6 – Jordan Rakei – What We Call Life
When he was 23, Jordan Rakei stated that he wanted to release five albums before he turned 30. What We Call Life is the last of these quickfire albums, but it is anything but a rush job. A record that came about as a result of Rakei reflecting on his recent therapy sessions, this album is intimate, hypnotic and thoughtful. Diverse instrumentation, atmospheric synths and complex rhythms come together to create a harmonious and layered sound, a lovely chill hop album.
What We Call Life is available on green vinyl from Ventnor Exchange.
5 – Little Simz – Sometimes I Might Be Introvert
Following 2019’s Grey Area, Little Simz fourth album is a wonderful piece of work. Including interludes, the album is 19 tracks, clocking in at over an hour long, and yet never outstays its welcome.
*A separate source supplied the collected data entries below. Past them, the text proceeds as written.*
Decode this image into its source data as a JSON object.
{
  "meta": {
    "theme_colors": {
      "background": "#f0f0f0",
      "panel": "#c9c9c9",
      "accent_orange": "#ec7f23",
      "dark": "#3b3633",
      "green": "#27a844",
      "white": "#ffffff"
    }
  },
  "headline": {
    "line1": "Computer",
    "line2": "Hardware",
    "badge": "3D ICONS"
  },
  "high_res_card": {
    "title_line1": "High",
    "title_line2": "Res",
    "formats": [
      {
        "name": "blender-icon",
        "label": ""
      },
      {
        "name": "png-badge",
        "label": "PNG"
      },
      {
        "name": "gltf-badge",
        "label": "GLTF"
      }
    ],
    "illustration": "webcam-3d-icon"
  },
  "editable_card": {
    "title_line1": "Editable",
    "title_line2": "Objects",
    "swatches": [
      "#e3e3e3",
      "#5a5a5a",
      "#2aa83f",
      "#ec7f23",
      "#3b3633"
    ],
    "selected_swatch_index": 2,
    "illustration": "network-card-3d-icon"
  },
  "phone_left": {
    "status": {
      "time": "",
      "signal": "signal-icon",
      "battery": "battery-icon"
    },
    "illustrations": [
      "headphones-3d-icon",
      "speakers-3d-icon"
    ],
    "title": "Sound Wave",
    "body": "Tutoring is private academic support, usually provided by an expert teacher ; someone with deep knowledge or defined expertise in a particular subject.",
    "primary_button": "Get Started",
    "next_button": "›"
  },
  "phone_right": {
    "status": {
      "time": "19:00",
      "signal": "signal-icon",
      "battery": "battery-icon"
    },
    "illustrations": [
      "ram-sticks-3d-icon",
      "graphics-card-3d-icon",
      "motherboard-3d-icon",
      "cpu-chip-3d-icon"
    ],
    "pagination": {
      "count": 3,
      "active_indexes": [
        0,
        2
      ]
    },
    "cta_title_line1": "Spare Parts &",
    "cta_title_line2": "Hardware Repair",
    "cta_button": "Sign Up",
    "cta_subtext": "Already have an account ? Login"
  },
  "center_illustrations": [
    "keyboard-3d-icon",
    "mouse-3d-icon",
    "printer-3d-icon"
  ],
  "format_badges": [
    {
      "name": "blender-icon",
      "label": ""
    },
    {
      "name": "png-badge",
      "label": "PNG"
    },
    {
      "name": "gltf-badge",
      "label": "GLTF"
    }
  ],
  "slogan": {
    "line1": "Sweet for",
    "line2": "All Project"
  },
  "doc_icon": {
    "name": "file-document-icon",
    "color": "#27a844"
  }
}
The two lead singles Introvert and Woman (featuring the fantastic Cleo Sol) set a high bar for the rest of the album, which every song clears easily. Both cinematic and introspective, for me this is Little Simz’ best album to date.
Sometimes I Might Be Introvert is available on double milky clear vinyl from Ventnor Exchange.
4 – Floating Points, Pharaoh Sanders and LSO – Promises
More jazz, this time from electronic musician Sam Shepard, better known as Floating Points, in collaboration with legendary saxophonist Pharoah Sanders and the London Symphony Orchestra, released on Luaka Bop. Sanders listened to the debut Floating Points record, and decided to befriend Shepard and suggested they make a collaborative album. The result is one long piece split into nine ‘movements’, a gorgeous ambient masterpiece fusing synthesisers, orchestral instruments and Sanders’ saxophone and vocalisations.
3 – El Michels Affair – Yeti Season
Consider this: A Tarantino film set in the 1st century BCE, a hero’s journey from Anatolia to the Himalayas along the Silk Road. This, from cinematic soul band El Michels Affair, would be its soundtrack. A record designed to scratch every musical itch I have: Turkish psych-esque guitars, fuzzy synth bass, jazzy piano, funk drumbeats and the beautiful vocals of Say She She’s Piya Malik singing in Hindi. If you have been in the Exchange at any point this year, it’s a near certainty a track from this album has been played in the background
Yeti Season is available on blue vinyl from Ventnor Exchange.
2 – Sons of Kemet – Black To The Future
I will not apologise for the amount of jazz on this list. I was nervous that Sons of Kemet’s 2018 album Your Queen Is A Reptile would be difficult to top, but by the end of Joshua Idehen’s monologue on the first track Field Negus, my fear had been ripped from me. Fierce yet loose, both celebratory and righteously angry, brimming with pulsating brass and fantastic features from the likes of Kojey Radical, Lianne La Havas and Moor Mother, it is very difficult to listen to this album and stay physically or emotionally still.
Black To The Future is available on double orange vinyl from Ventnor Exchange.
1 – Genesis Owusu – Smiling With No Teeth
23-year-old Ghanaian-Australian rapper Kofi Owusu-Ansah released his debut album this year and it is my favourite album of 2021. All the songs, from the soulful A Song About Fishing to the Shepard tone-esque thumping drive of The Other Black Dog, are so mind-burrowing and catchy that I have been humming them to myself for the best part of this year. The energetic nature of the tracks don’t disguise, but emphasise the album’s central theme of Owusu’s struggle with depression, which he personifies as the colloquial ‘black dog’. This is a slick, genre-hopping, well-produced debut, and I can’t wait to see what is yet to come from Owusu.
The vinyl copies of this album evaporated before I could get my hands on them, so please, if you find any on your travels, buy two, and send one to the Exchange.